Storage Nirvana – Unlimited Storage using LVM, iSCSI and AoE

UPDATE: I don’t recommend this. See comment #4 – all you do is at your own risk.

If you want to have unlimited space like what google.com is doing with gmail, then here’s what you need to do. I used Ubuntu Feisty Fawn and Gutsy Gibbon to test out the solution.

  1. Setup and understand the usage of a LVM
  2. Setup iSCSI or AoE for network devices so that network storage can be used easily
  3. Setup RAID so that redundancy can be provided to LVM Physical Volumes

Important: Following steps may corrupt your data or partitions. Use them at your own risk. Also, I have listed down the steps as I went ahead doing them.
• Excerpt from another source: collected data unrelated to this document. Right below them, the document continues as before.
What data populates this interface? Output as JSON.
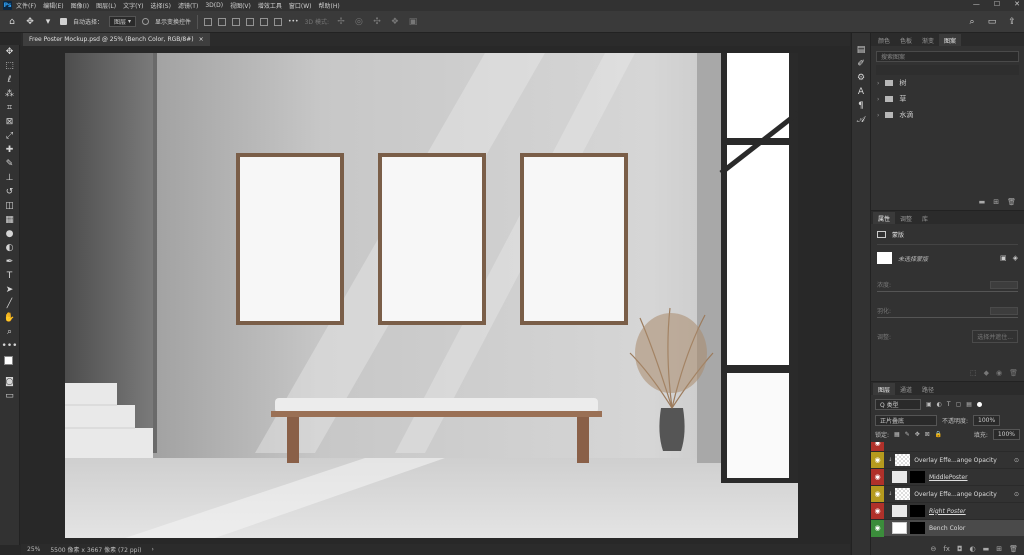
{
  "app": {
    "logo": "Ps"
  },
  "menu": [
    "文件(F)",
    "编辑(E)",
    "图像(I)",
    "图层(L)",
    "文字(Y)",
    "选择(S)",
    "滤镜(T)",
    "3D(D)",
    "视图(V)",
    "增效工具",
    "窗口(W)",
    "帮助(H)"
  ],
  "window_controls": {
    "minimize": "—",
    "maximize": "☐",
    "close": "✕"
  },
  "options": {
    "auto_select_label": "自动选择：",
    "auto_select_target": "图层",
    "show_transform_label": "显示变换控件",
    "mode_3d_label": "3D 模式:",
    "more": "•••"
  },
  "tools": [
    "move-icon",
    "marquee-icon",
    "lasso-icon",
    "magic-wand-icon",
    "crop-icon",
    "frame-icon",
    "eyedropper-icon",
    "healing-icon",
    "brush-icon",
    "stamp-icon",
    "history-brush-icon",
    "eraser-icon",
    "gradient-icon",
    "blur-icon",
    "dodge-icon",
    "pen-icon",
    "type-icon",
    "path-select-icon",
    "line-icon",
    "hand-icon",
    "zoom-icon",
    "more-tools-icon"
  ],
  "document": {
    "tab_title": "Free Poster Mockup.psd @ 25% (Bench Color, RGB/8#)",
    "close": "×"
  },
  "status": {
    "zoom": "25%",
    "size": "5500 像素 x 3667 像素 (72 ppi)"
  },
  "colors": {
    "accent": "#31a8ff",
    "eye_red": "#b0312a",
    "eye_yellow": "#b59a1e",
    "eye_green": "#3b8c3b",
    "panel_bg": "#323232",
    "app_bg": "#282828"
  },
  "panel_top": {
    "tabs": [
      "颜色",
      "色板",
      "渐变",
      "图案"
    ],
    "active_tab": 3,
    "search_placeholder": "搜索图案",
    "folders": [
      "树",
      "草",
      "水滴"
    ]
  },
  "properties": {
    "tabs": [
      "属性",
      "调整",
      "库"
    ],
    "active_tab": 0,
    "section": "蒙版",
    "mask_label": "未选择蒙版",
    "density_label": "浓度:",
    "feather_label": "羽化:",
    "adjust_label": "调整:",
    "select_subject_label": "选择并遮住..."
  },
  "layers": {
    "tabs": [
      "图层",
      "通道",
      "路径"
    ],
    "active_tab": 0,
    "kind_label": "Q 类型",
    "blend_mode": "正片叠底",
    "opacity_label": "不透明度:",
    "opacity_value": "100%",
    "lock_label": "锁定:",
    "fill_label": "填充:",
    "fill_value": "100%",
    "items": [
      {
        "name": "Overlay Effe...ange Opacity",
        "thumb": "checker",
        "color": "yellow"
      },
      {
        "name": "MiddlePoster",
        "thumb": "smart",
        "color": "red"
      },
      {
        "name": "Overlay Effe...ange Opacity",
        "thumb": "checker",
        "color": "yellow"
      },
      {
        "name": "Right Poster",
        "thumb": "smart",
        "color": "red"
      },
      {
        "name": "Bench Color",
        "thumb": "adjust",
        "color": "green"
      }
    ]
  }
}
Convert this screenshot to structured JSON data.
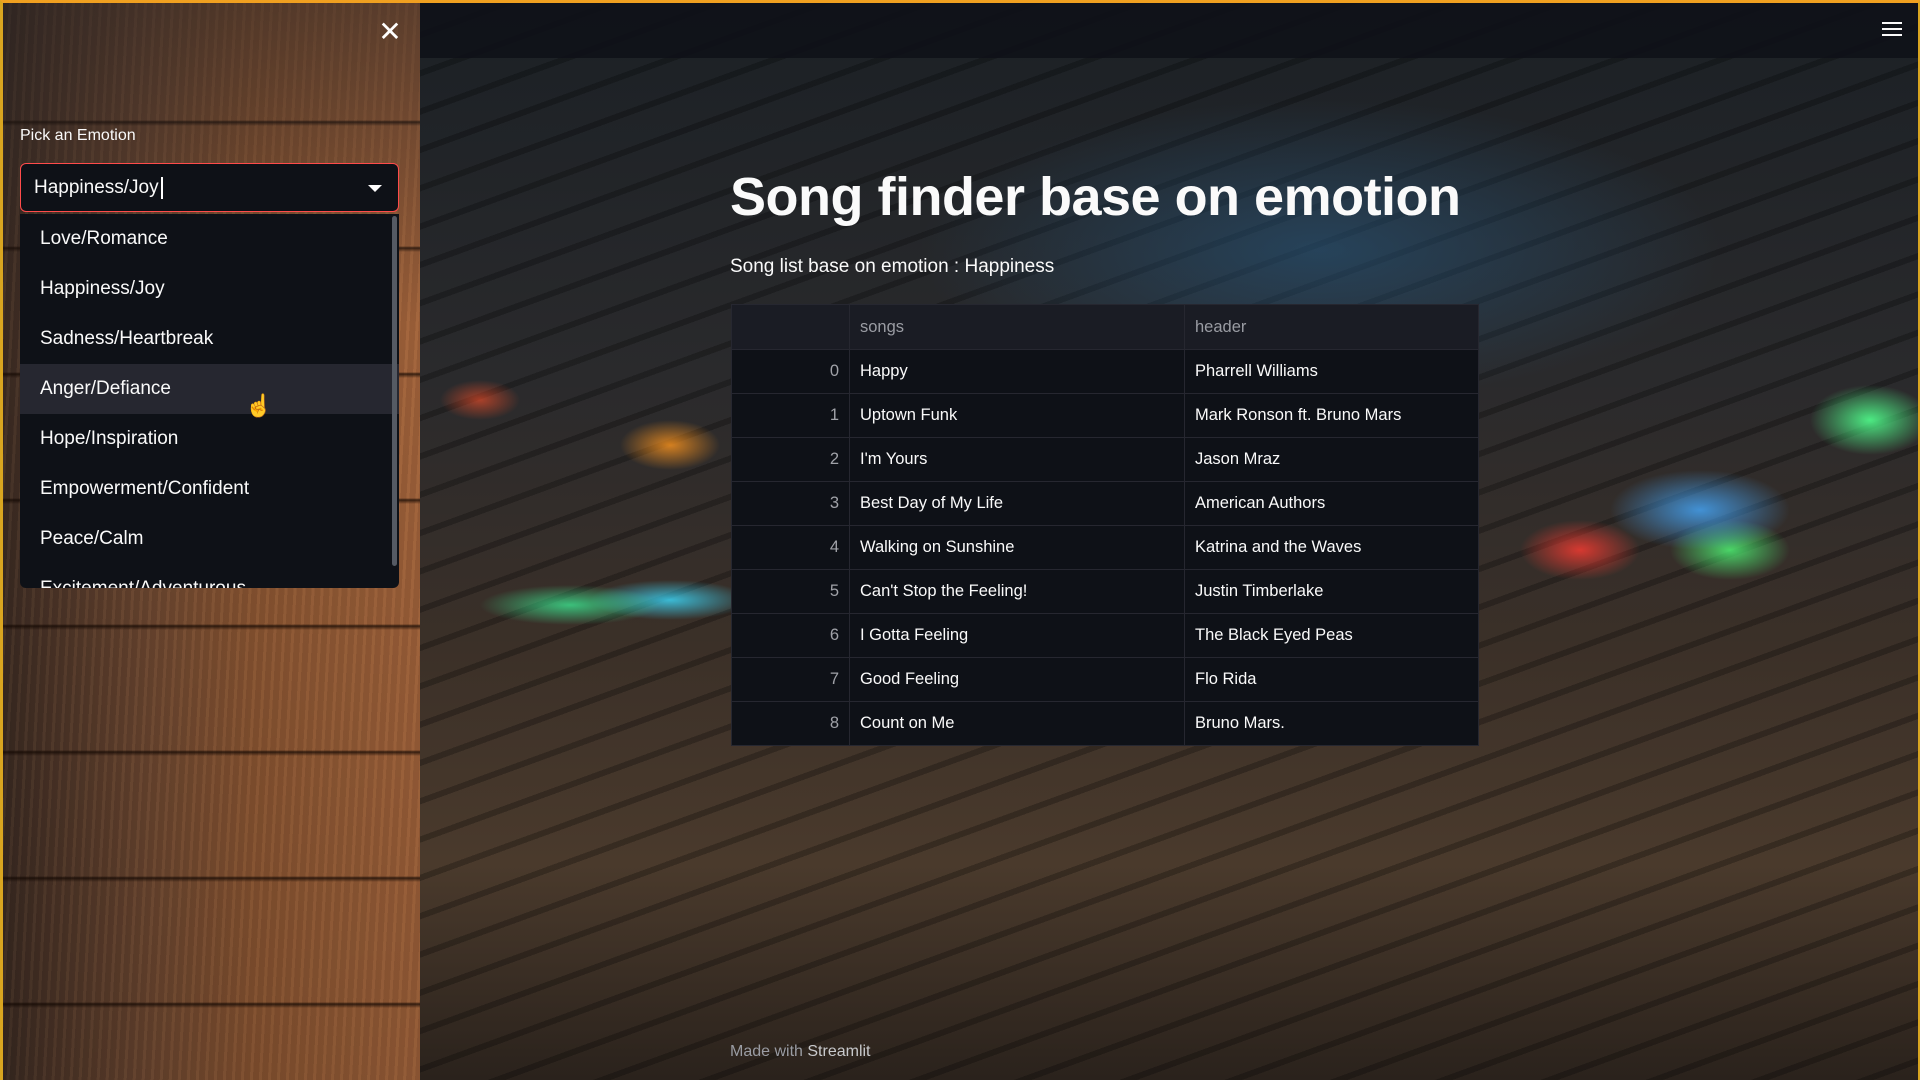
{
  "sidebar": {
    "close_icon": "close-icon",
    "label": "Pick an Emotion",
    "selected_value": "Happiness/Joy",
    "options": [
      "Love/Romance",
      "Happiness/Joy",
      "Sadness/Heartbreak",
      "Anger/Defiance",
      "Hope/Inspiration",
      "Empowerment/Confident",
      "Peace/Calm",
      "Excitement/Adventurous"
    ],
    "hovered_option": "Anger/Defiance"
  },
  "header": {
    "menu_icon": "hamburger-menu-icon"
  },
  "main": {
    "title": "Song finder base on emotion",
    "subtitle": "Song list base on emotion : Happiness",
    "table": {
      "columns": [
        "",
        "songs",
        "header"
      ],
      "rows": [
        {
          "index": "0",
          "song": "Happy",
          "artist": "Pharrell Williams"
        },
        {
          "index": "1",
          "song": "Uptown Funk",
          "artist": "Mark Ronson ft. Bruno Mars"
        },
        {
          "index": "2",
          "song": "I'm Yours",
          "artist": "Jason Mraz"
        },
        {
          "index": "3",
          "song": "Best Day of My Life",
          "artist": "American Authors"
        },
        {
          "index": "4",
          "song": "Walking on Sunshine",
          "artist": "Katrina and the Waves"
        },
        {
          "index": "5",
          "song": "Can't Stop the Feeling!",
          "artist": "Justin Timberlake"
        },
        {
          "index": "6",
          "song": "I Gotta Feeling",
          "artist": "The Black Eyed Peas"
        },
        {
          "index": "7",
          "song": "Good Feeling",
          "artist": "Flo Rida"
        },
        {
          "index": "8",
          "song": "Count on Me",
          "artist": "Bruno Mars."
        }
      ]
    }
  },
  "footer": {
    "prefix": "Made with ",
    "brand": "Streamlit"
  },
  "colors": {
    "accent": "#ff4b4b",
    "background": "#0e1117"
  }
}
They may not be accurate in your environment or all scenarios may not be covered. I would recommend going through the entire article before attempting anything.

Assumptions

  1. You are comfortable using Linux and fdisk
  2. You have backed up your data so that in case something goes wrong, nothing is lost
  3. You can connect to network and have access to more than 1 Linux machine to do the testing

This article is not complete and does not include the iSCSI and AoE related information as of now. I am working on it and will update it soon. However, you may continue on this page and learn about the LVM 🙂

Setup a LVM

Much help from http://linuxhelp.blogspot.com/2005/04/creating-lvm-in-linux.html

Quick Steps

  1. Identify the partitions which are to be used. These are referred to as physical volumes (pv). The steps are
    1. Identify the partitions such as /dev/hda1, /dev/sda1 etc.
    2. Set the correct partition type of Linux LVM, which is 8e
    3. Format them using pvcreate
  2. Create a Volume Group (vg) which consists of the partitions identified above. THis is the place where you would add/remove partitions to increase/decrease space.
  3. Creating the Logical Volumes (lv) which are partitions that you can format (using ext3 or gfs etc.).
  4. Use the partitions created as per your requirements. Add them into /etc/fstab if necessary.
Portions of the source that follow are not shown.